Can you imagine if Filipinos were left in charge of a nuclear plant in Bataan?  What, after some stupid nincompoops mindlessly inundated the entire Marikina, Cainta, Pasig, Taguig, and other neighboring towns by suddenly and simultaneously releasing dam waters from Wawa, La Mesa, Montalban, etc. and then blaming it all on Typhoon “ONDOY?”  Can you believe you could ever get those lying bastards to admit they committed a blunder and drowned hundreds of the helpless countrymen due to their incompetence and stupidity?  And you are going to trust such people with an atomic energy plant?
The thing about being truthful is that we have no right to cry out for “justice” unless we are truthful.  Justice must be based on truth or it is not justice.  Hence, every judicial inquiry starts with the question: “Do you swear to tell the truth, the whole truth… so help you God?”  Every little piece of paper the government asks you to submit must be under oath, i.e., under pain of perjury (punishable from 6 months to 6 years imprisonment). Do you think that deters the driver’s license applicant, the business license applicant, the income tax return filer, etc.?  What, what perjury are you talking about?
Speaking of starting small, we could also try some road discipline, for drivers and pedestrians alike.  We could start by giving the pedestrian, walking in the sweltering heat of the tropical sun and Manila pollution, a modicum of consideration and respect by yielding the right of way.  We could avoid competing with jeepney and bus drivers who must at all times drive like crazy just to meet their so-called “boundary.”  Otherwise, their families won’t eat for the day.
Then, there is the small matter of basketball.  I believe we should forget about basketball and try soccer instead.  The whole world plays soccer. Only giants, ogres and diminutive Filipinos insist on playing basketball. Soccer teaches patience. You can watch soccer for hours without a goal being made.  Basketball teaches instant gratification, three-point plays. 120-118 is a good game in basketball.  In our time, Kobe Bryant would have been called “buwaya,” definitely not the ideal role model.
But, I have digressed.  So, what can we learn from the Luneta Park fiasco? How about, with apologies to Ninoy, “is the Filipino worth hostage-taking and killing for?”  - JAMES D. LANSANG (jeemsdee@yahoo.com)
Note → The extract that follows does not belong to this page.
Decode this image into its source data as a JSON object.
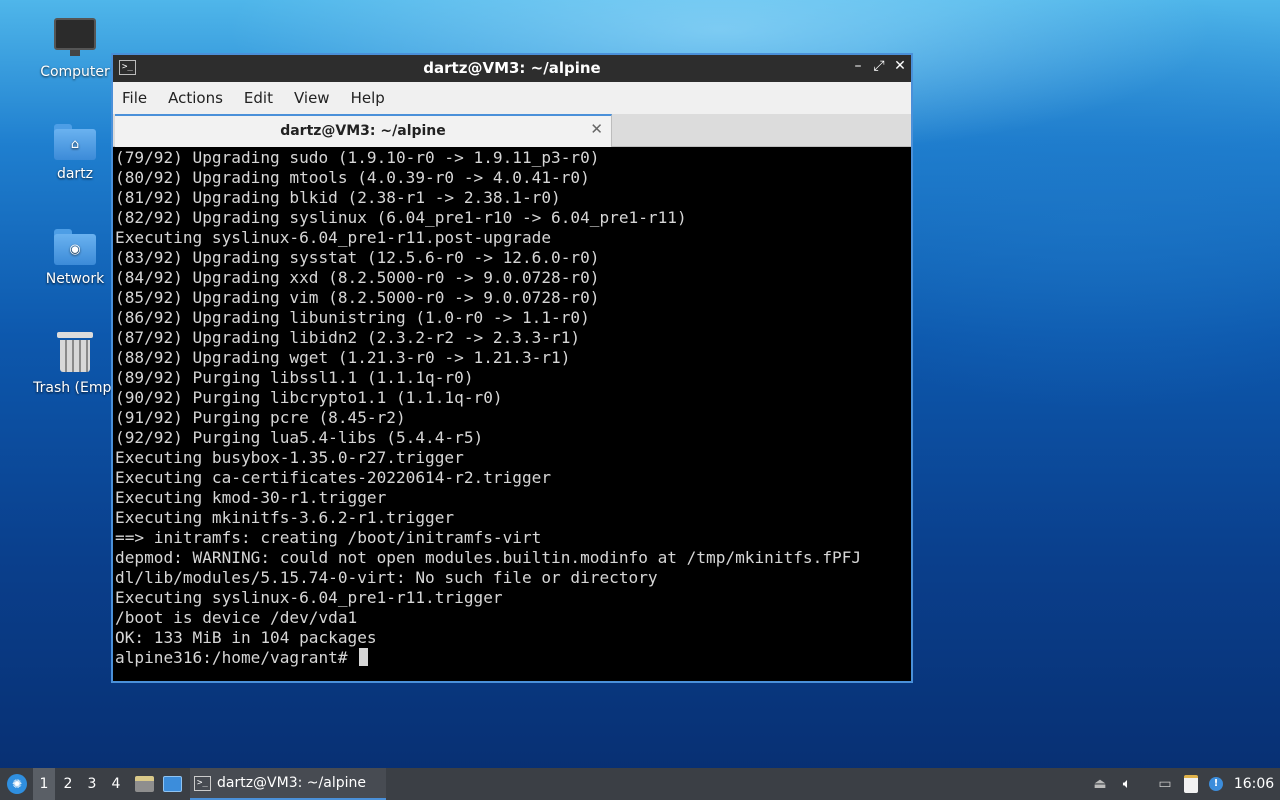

paga65 wrote on Aug 27, '10
Kuya,Venus Raj told it all when she answered there is no major major problem to answer the question about worst mistake. Filipinos don't recognize mistakes; there are problems but mistakes are un-owned.

edllarena wrote on Aug 27, '10
james, during the assault, i texted a police officer and told him that "the bus was quite high and that an assault from the gound would be difficult". he texted back and said: "yap, there will be critique on this".
my youngest son (gade 6) told me during breakfast the following day that the police should now call their swat team "special sledgehammer and tali team" (sstt).
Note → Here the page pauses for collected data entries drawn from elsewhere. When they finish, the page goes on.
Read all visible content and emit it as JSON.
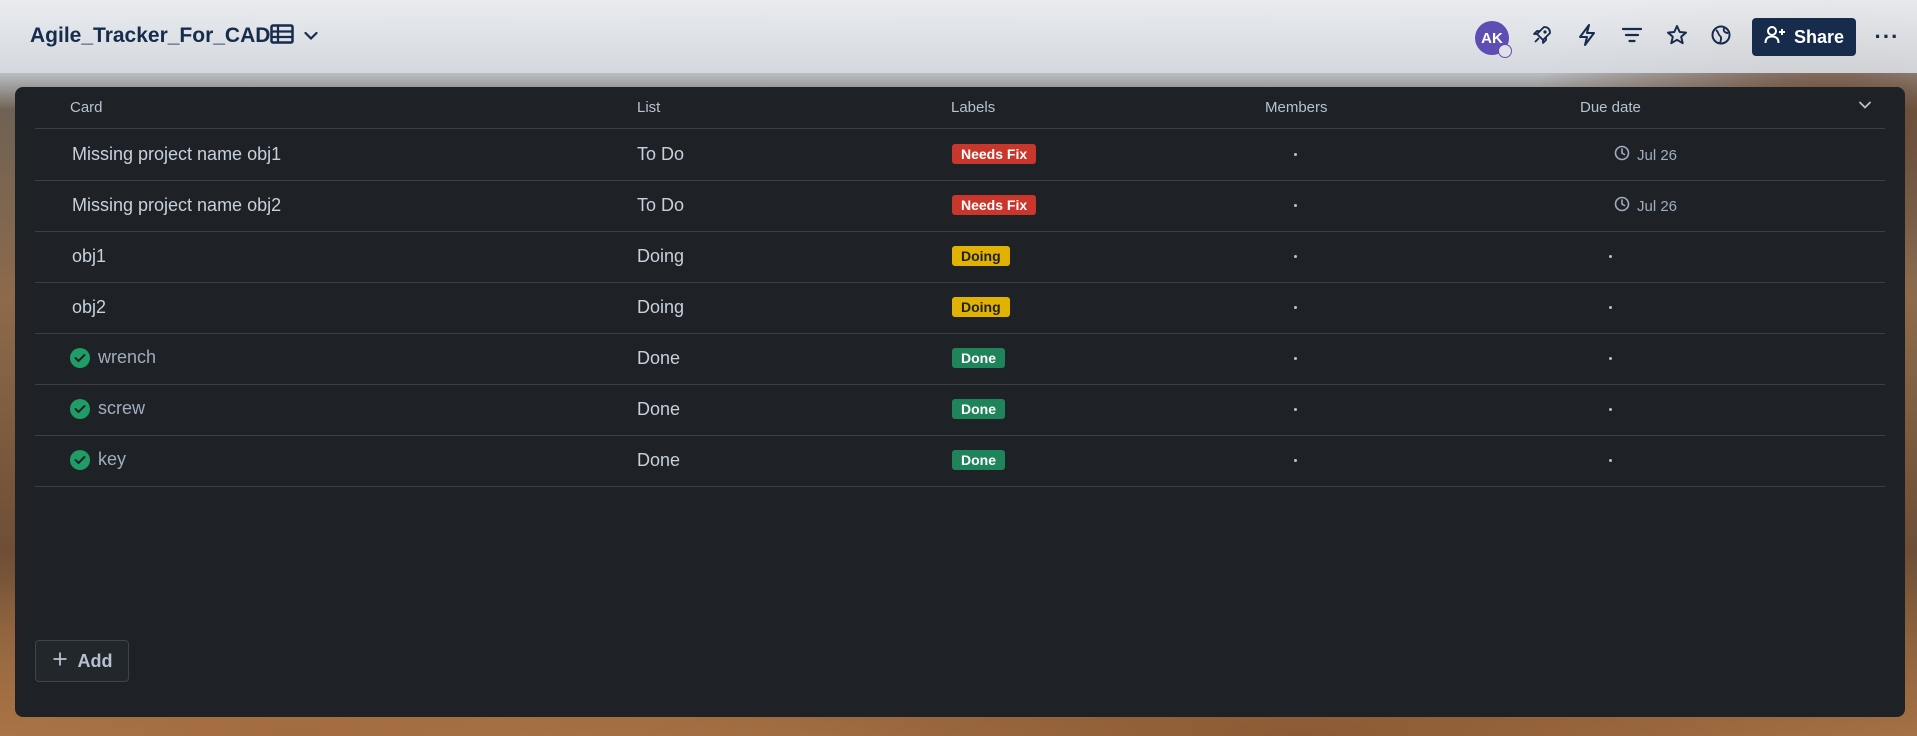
{
  "board": {
    "title": "Agile_Tracker_For_CAD"
  },
  "header": {
    "view_icon": "table-icon",
    "avatar_initials": "AK",
    "share_label": "Share",
    "more_label": "···",
    "icons": [
      "rocket-icon",
      "bolt-icon",
      "filter-icon",
      "star-icon",
      "globe-icon"
    ]
  },
  "table": {
    "columns": {
      "card": "Card",
      "list": "List",
      "labels": "Labels",
      "members": "Members",
      "due": "Due date"
    },
    "rows": [
      {
        "card": "Missing project name obj1",
        "done": false,
        "list": "To Do",
        "label": "Needs Fix",
        "label_color": "#c9372c",
        "due": "Jul 26"
      },
      {
        "card": "Missing project name obj2",
        "done": false,
        "list": "To Do",
        "label": "Needs Fix",
        "label_color": "#c9372c",
        "due": "Jul 26"
      },
      {
        "card": "obj1",
        "done": false,
        "list": "Doing",
        "label": "Doing",
        "label_color": "#e2b203",
        "due": ""
      },
      {
        "card": "obj2",
        "done": false,
        "list": "Doing",
        "label": "Doing",
        "label_color": "#e2b203",
        "due": ""
      },
      {
        "card": "wrench",
        "done": true,
        "list": "Done",
        "label": "Done",
        "label_color": "#1f845a",
        "due": ""
      },
      {
        "card": "screw",
        "done": true,
        "list": "Done",
        "label": "Done",
        "label_color": "#1f845a",
        "due": ""
      },
      {
        "card": "key",
        "done": true,
        "list": "Done",
        "label": "Done",
        "label_color": "#1f845a",
        "due": ""
      }
    ]
  },
  "footer": {
    "add_label": "Add"
  },
  "colors": {
    "panel": "#1e2227",
    "share": "#172b4d",
    "done_check": "#1f9d66"
  }
}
elmersarmiento wrote on Aug 29, '10
Blame is solely to Capt. Mendoza. Not the police, the media nor the uzis.

Nobody wanted this to happen. Regretably, this incident even took place at all.This is an isolated incident that taught us a valuable lesson.

Let's remain hopeful that this crisis will not diminish our capability, our pride and strength as a people. 
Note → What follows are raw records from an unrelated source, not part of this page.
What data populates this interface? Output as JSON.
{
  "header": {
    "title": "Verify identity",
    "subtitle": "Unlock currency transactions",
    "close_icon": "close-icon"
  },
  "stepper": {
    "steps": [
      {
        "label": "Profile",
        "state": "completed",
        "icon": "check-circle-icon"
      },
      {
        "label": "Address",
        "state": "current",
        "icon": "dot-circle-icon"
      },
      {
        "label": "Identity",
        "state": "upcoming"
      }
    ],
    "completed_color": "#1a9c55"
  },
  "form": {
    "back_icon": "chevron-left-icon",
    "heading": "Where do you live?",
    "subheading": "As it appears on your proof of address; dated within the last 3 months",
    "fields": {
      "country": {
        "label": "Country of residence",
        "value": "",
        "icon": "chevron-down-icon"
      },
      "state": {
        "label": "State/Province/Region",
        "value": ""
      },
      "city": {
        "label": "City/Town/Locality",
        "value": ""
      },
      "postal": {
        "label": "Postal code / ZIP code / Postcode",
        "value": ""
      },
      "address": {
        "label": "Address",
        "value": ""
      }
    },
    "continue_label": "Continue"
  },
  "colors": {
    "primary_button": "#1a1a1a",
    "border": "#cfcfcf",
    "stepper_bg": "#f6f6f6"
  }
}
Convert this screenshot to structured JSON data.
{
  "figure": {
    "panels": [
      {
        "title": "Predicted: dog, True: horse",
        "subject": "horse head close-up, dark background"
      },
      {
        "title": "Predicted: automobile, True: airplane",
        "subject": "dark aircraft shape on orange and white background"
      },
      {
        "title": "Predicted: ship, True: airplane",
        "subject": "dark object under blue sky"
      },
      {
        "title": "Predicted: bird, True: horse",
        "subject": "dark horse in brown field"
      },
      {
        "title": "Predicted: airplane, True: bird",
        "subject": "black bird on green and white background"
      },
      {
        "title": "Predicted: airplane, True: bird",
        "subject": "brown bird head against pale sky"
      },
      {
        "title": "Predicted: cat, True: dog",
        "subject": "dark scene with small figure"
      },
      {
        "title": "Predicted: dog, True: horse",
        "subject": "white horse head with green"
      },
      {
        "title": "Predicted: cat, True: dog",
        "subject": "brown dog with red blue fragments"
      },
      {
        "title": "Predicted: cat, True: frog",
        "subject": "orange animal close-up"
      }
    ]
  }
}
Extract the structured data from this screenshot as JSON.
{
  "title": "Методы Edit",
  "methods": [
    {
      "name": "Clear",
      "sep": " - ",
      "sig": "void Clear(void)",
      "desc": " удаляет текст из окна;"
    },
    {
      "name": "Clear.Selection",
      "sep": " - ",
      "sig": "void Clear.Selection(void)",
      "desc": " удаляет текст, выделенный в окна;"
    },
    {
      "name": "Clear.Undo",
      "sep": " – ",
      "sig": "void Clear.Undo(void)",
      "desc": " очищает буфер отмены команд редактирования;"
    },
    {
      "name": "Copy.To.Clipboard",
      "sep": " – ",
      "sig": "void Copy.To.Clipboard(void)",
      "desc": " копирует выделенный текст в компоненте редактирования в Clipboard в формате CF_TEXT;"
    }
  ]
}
edllarena wrote on Aug 29, '10, edited on Aug 29, '10
a be-medalled police officer taking hostages and killing them can indeed be an isolated case. but a swat police force showing ineptness in the performance of its task, a police station being used as a venue for torture, police officers and their wives being caught overseas with unexplained excessive cash, and lawmakers jailed or hiding for various offenses ----- these are already signs of a rotten institution!

organizational dysfunctions can only be addressed by indepth OD and not by apologies by incompetent leaders and wishful thinking of misguided citizens.